- Web series poster
- Genre: Drama Thriller
- Written by: Bhavani Iyer
- Directed by: Sonam N.air
- Starring: Dia Mirza Mohit Raina Dara Sandhu
- Theme music composer: Ravi Singhal
- Composers: Background Score: Raju Singh
- Country of origin: India
- Original languages: Hindi Urdu
- No. of seasons: 1
- No. of episodes: 8 (list of episodes)

Production
- Producer: Siddharth P. Malhotra
- Production location: India
- Cinematography: Pratik Shah
- Editor: Yashashwini Y.P.
- Running time: 40 mins approx.
- Production companies: Alchemy Films Miracle Pictures

Original release
- Network: ZEE5
- Release: 15 June 2019

= Kaafir (Indian TV series) =

Kaafir is a 2019 Indian streaming television series directed by Sonam Nair.

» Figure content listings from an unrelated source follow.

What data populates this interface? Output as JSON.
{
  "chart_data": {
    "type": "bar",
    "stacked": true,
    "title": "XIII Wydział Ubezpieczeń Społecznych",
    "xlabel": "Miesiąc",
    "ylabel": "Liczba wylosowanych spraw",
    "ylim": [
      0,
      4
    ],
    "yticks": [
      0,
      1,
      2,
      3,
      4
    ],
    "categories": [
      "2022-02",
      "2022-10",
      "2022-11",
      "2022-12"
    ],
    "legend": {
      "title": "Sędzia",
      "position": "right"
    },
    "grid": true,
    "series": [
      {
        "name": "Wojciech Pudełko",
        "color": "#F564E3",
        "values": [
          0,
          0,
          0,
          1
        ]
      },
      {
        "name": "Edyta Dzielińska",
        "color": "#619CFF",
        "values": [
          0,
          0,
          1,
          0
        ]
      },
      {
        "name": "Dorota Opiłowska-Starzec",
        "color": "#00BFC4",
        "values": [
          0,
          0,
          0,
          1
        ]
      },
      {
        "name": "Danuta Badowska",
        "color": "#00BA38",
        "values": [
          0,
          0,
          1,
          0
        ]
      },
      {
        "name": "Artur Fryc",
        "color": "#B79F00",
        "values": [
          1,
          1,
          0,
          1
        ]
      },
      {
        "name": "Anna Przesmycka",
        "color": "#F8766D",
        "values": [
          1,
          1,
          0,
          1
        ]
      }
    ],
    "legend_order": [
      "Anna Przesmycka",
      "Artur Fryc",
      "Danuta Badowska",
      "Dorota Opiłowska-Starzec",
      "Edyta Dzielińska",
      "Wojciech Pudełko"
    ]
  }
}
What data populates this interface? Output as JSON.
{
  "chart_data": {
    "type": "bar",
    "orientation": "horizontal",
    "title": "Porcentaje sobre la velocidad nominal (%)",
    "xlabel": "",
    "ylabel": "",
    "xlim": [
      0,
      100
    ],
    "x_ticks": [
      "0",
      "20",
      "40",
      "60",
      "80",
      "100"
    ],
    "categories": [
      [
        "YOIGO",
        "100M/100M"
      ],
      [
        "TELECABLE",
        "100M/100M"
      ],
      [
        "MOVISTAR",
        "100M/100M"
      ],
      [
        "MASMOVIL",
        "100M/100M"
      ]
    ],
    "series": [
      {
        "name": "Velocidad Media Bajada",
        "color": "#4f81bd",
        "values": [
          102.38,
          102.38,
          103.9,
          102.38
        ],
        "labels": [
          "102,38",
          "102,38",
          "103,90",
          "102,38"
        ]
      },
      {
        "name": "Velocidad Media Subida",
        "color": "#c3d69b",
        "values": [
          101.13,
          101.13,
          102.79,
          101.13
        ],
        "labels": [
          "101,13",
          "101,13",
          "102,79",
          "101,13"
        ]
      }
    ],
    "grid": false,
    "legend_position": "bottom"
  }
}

Written by Bhavani Iyer, the series follows Kainaaz Akhtar, a woman from Pakistan-administered Kashmir who on accident crosses the Line-of-Control (LOC), and ends up in Kashmir, India where is held prisoner under the suspicion of being a militant. After giving birth to a child while spending seven years imprisoned, Kainaaz and her daughter are helped by an Indian journalist, who seeks to bring them justice. It is inspired by the true story of Shehnaz Parveen. Starring Dia Mirza and Mohit Raina, all 8 episodes premiered on 15 June 2019 on the streaming platform ZEE5.

==Cast==
- Dia Mirza as Kainaaz Akhtar
- Mohit Raina as Vedant Rathod
- Umar Sharif as Mohd. Siddiqi
- Dara Sandhu as Rafique
- Abhiroy Singh as Dhruv Rathod
- Suhail Sidhwani as Veer Rathod
- Dishita Jain as Seher
- Meenal Kapoor as public prosecutor
- Faezeh Jalali as Mastani

== Episodes ==

| No. overall | No. in season | Title | Directed by | Written by | Original release date |
|---|---|---|---|---|---|
| 1 | 1 | "The First Meeting" | Sonam Nair | Bhavani Iyer | 15 June 2019 |
| 2 | 2 | "A Tale of Retrospection" | Sonam Nair | Bhavani Iyer | 15 June 2019 |
| 3 | 3 | "Truth and Lies" | Sonam Nair | Bhavani Iyer | 15 June 2019 |
| 4 | 4 | "Judgement Day" | Sonam Nair | Bhavani Iyer | 15 June 2019 |
| 5 | 5 | "Redemption and Retribution" | Sonam Nair | Bhavani Iyer | 15 June 2019 |
| 6 | 6 | "Where Do We Belong?" | Sonam Nair | Bhavani Iyer | 15 June 2019 |
| 7 | 7 | "A Final Try" | Sonam Nair | Bhavani Iyer | 15 June 2019 |
| 8 | 8 | "The Last Goodbye" | Sonam Nair | Bhavani Iyer | 15 June 2019 |

==Production==
Kaafir is set in Jammu and Kashmir, and was shot almost entirely in Himachal Pradesh.

== Reception ==
The series received mixed to positive reviews.